1. Kehidupan Awal dan Pendidikan
Shiro Makino menempuh pendidikan militer yang ketat sejak usia muda, mempersiapkannya untuk karier panjang di Angkatan Darat Kekaisaran Jepang.
1.1. Kehidupan Awal
Shiro Makino lahir pada 18 April 1893, di Yunomoto, Higashiichiki-cho, Distrik Hioki, Prefektur Kagoshima, Jepang.
1.2. Pendidikan Militer
Makino memulai jalur pendidikannya di bidang militer dengan masuk ke Sekolah Kadet Angkatan Darat Kumamoto dan lulus pada Juli 1910 sebagai bagian dari angkatan ke-11. Ia kemudian melanjutkan pendidikannya di Sekolah Kadet Angkatan Darat Pusat Tokyo, lulus pada Mei 1912. Pada Mei 1914, ia berhasil menyelesaikan studinya di Sekolah Perwira Angkatan Darat (Angkatan ke-26). Selanjutnya, Makino diterima di Sekolah Staf Angkatan Darat pada Desember 1918 dan lulus pada November 1922 sebagai bagian dari angkatan ke-34.
2. Karier Militer
Karier militer Shiro Makino ditandai dengan serangkaian penugasan yang beragam, mulai dari posisi lapangan hingga peran staf dan pendidikan, yang membawanya naik pangkat hingga menjadi letnan jenderal.

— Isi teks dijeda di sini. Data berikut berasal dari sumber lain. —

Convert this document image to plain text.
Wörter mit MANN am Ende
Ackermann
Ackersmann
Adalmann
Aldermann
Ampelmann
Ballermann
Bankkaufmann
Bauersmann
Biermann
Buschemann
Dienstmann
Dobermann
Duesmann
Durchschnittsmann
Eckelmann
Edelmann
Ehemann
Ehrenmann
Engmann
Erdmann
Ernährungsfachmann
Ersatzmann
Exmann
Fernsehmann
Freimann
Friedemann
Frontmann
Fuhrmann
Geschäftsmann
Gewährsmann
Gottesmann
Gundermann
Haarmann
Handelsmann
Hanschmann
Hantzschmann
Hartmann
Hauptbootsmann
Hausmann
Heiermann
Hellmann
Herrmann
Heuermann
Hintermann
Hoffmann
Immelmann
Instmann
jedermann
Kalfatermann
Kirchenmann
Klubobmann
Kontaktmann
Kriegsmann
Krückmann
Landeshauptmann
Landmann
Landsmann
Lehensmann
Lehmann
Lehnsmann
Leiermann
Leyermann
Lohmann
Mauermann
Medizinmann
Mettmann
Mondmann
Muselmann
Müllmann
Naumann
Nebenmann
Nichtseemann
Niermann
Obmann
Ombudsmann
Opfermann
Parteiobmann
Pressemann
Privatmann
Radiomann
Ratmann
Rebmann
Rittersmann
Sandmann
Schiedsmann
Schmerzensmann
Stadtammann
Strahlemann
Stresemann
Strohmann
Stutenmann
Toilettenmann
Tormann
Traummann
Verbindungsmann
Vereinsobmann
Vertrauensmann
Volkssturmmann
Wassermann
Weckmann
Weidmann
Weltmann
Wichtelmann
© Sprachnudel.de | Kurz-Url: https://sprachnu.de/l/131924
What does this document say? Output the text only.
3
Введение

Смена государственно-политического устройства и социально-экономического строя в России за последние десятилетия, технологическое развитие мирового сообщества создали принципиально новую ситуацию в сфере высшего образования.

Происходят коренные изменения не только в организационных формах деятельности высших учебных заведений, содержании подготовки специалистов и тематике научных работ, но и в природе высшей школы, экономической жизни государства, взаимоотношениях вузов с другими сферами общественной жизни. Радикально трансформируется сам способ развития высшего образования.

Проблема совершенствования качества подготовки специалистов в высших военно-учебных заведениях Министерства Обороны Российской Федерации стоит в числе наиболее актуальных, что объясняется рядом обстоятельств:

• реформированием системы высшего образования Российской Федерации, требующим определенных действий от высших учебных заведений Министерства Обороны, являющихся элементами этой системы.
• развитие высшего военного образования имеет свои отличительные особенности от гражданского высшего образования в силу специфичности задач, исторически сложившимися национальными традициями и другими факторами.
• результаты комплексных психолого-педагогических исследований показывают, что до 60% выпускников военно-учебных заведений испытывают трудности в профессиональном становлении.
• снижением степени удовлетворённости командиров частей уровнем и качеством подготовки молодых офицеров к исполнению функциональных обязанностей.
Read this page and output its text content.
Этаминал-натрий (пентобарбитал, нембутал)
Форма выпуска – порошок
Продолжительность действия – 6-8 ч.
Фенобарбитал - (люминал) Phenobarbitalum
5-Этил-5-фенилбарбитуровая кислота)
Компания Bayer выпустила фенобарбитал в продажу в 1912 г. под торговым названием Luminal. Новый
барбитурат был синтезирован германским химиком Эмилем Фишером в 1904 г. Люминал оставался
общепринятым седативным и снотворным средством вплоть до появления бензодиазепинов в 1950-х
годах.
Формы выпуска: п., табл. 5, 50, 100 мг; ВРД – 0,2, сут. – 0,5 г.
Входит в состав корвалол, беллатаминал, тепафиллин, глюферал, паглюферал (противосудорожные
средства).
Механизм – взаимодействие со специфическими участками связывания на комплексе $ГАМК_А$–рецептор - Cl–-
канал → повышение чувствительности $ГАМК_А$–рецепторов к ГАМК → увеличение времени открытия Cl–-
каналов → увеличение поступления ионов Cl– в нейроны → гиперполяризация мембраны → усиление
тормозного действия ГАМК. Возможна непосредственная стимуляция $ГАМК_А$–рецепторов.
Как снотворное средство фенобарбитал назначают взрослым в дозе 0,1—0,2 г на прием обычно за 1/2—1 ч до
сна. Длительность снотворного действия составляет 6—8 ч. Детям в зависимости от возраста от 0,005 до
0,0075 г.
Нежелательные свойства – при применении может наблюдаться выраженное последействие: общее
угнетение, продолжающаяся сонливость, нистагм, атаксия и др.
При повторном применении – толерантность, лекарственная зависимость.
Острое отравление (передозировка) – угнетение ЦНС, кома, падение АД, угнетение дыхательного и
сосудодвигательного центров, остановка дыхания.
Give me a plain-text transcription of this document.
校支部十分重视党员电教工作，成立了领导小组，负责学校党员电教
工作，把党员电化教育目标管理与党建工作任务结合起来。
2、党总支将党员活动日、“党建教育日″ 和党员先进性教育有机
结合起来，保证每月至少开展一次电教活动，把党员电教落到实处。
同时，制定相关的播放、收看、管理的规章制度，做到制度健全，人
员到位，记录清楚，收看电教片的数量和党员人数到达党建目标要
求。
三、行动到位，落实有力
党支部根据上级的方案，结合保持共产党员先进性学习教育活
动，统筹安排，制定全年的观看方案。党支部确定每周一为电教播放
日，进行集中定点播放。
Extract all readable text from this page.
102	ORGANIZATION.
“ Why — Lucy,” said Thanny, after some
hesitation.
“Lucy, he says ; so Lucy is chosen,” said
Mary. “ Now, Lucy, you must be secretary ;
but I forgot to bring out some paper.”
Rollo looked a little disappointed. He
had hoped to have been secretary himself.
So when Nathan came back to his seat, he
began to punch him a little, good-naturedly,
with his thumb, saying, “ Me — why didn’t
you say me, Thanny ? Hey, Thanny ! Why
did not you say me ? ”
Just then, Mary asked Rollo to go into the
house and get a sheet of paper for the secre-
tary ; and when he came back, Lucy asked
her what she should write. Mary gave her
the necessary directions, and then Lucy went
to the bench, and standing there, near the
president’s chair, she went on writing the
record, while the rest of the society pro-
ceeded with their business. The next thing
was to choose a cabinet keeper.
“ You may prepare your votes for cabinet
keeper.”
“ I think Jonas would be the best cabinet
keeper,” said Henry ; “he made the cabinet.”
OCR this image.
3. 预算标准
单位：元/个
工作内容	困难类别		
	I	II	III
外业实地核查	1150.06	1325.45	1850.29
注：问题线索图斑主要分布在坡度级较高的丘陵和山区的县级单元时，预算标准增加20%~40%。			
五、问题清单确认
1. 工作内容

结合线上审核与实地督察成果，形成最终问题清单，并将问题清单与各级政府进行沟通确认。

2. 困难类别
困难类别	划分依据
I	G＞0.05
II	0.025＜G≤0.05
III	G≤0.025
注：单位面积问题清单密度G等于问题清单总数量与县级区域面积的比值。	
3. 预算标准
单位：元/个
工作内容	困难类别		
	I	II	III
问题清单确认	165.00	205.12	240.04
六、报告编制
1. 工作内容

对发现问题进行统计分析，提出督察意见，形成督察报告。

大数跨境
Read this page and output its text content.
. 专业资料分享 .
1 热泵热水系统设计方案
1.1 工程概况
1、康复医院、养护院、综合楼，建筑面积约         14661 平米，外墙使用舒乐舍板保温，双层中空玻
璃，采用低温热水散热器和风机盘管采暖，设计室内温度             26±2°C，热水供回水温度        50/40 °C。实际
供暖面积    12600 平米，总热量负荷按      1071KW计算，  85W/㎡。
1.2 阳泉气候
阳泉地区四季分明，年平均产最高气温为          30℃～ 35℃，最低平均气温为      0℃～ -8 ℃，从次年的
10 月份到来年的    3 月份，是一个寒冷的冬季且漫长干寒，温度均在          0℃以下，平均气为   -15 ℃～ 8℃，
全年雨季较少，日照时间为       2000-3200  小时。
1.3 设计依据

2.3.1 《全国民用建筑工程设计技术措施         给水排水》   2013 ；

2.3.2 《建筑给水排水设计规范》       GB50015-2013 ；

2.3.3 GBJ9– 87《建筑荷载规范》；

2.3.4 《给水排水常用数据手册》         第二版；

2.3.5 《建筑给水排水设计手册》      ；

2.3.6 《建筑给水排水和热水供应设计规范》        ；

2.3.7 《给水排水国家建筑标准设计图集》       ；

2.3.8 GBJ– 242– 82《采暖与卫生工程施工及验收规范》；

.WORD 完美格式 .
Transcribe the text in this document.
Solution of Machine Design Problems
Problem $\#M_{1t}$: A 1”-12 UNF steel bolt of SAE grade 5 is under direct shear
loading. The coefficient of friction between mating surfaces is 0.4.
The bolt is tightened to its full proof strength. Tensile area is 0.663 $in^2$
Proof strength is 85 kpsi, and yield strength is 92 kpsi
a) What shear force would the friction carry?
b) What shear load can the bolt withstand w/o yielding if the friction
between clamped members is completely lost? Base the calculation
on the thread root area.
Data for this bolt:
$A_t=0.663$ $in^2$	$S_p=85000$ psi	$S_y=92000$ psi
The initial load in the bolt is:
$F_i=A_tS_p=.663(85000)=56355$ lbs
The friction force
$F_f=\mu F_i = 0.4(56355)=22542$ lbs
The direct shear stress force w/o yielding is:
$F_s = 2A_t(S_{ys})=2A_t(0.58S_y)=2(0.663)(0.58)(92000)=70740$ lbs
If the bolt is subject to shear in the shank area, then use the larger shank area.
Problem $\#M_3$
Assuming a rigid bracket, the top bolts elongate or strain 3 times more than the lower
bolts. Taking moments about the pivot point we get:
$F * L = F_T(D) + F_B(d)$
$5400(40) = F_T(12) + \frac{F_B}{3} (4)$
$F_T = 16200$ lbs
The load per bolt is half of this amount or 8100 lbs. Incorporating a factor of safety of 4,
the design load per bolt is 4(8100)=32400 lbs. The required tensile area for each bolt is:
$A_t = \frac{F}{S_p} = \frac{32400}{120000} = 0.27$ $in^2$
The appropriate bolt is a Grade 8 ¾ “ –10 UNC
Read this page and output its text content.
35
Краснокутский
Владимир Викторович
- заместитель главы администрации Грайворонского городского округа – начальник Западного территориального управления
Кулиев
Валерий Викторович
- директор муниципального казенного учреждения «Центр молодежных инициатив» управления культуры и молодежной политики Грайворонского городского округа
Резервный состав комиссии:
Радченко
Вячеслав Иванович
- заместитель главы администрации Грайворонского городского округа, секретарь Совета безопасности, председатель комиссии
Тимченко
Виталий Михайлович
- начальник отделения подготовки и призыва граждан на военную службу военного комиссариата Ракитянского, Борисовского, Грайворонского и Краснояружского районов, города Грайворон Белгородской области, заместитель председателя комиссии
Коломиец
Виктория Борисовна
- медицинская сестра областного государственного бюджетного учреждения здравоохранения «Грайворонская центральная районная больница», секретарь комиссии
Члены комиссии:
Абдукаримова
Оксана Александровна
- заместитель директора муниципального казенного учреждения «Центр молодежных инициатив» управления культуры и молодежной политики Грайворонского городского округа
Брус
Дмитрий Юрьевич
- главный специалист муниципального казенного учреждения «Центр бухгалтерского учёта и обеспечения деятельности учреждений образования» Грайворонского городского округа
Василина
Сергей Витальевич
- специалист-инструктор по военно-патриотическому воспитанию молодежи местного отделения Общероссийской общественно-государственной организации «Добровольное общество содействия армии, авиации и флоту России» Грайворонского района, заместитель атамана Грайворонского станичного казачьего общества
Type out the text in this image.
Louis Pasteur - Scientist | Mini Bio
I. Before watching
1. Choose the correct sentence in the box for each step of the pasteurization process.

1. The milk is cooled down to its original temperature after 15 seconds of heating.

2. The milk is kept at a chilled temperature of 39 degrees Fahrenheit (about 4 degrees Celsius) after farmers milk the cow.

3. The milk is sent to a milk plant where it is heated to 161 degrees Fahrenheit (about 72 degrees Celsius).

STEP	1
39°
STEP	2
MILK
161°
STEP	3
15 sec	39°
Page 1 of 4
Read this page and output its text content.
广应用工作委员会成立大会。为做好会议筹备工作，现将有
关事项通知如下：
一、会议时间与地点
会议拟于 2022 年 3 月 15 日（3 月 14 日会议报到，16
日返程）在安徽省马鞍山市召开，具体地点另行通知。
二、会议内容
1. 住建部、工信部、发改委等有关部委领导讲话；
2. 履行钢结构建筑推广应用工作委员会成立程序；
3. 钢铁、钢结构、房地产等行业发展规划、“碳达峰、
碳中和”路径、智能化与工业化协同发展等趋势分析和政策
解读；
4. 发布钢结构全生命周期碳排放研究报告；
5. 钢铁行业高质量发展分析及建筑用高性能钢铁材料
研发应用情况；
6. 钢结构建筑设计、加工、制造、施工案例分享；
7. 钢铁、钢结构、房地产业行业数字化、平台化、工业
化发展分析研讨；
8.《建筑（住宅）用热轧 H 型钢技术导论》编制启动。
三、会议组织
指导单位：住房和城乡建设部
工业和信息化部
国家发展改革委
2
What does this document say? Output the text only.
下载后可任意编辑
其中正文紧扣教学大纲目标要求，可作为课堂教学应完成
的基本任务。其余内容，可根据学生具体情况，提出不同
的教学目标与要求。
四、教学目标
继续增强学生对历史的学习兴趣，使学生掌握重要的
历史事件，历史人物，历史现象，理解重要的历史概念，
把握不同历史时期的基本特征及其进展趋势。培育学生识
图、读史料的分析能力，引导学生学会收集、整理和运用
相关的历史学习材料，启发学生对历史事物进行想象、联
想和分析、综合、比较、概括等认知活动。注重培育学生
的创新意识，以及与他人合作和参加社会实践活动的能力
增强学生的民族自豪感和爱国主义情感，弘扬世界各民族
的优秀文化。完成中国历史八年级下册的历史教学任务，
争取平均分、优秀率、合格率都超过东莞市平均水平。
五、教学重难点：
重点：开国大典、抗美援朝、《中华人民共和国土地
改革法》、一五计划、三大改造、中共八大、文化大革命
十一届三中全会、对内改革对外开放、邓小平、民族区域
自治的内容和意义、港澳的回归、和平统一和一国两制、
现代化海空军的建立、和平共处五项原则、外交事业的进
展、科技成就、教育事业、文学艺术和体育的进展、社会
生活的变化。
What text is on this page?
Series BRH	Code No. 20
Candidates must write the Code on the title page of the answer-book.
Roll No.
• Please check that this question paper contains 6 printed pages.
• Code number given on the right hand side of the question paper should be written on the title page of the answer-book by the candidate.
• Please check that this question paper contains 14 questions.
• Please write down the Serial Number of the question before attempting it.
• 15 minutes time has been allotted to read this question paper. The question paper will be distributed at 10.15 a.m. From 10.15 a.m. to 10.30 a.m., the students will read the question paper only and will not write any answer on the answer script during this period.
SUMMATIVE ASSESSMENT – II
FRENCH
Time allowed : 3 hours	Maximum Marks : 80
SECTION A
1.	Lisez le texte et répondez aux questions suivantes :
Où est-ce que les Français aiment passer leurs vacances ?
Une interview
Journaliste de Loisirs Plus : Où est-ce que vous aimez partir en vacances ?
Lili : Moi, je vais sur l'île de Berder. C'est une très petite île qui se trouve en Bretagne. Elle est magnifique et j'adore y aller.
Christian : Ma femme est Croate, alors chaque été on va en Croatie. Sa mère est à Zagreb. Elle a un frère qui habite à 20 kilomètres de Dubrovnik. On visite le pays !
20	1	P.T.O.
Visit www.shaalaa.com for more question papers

2.1. Dinas Awal dan Kenaikan Pangkat
Setelah lulus dari Sekolah Perwira Angkatan Darat, Makino ditugaskan sebagai Letnan Dua infanteri pada Desember 1914, bergabung dengan Resimen Infanteri ke-13 di Kumamoto. Ia kemudian dipromosikan menjadi Letnan Satu infanteri pada Juli 1918. Pada Agustus 1923, ia mencapai pangkat Kapten infanteri.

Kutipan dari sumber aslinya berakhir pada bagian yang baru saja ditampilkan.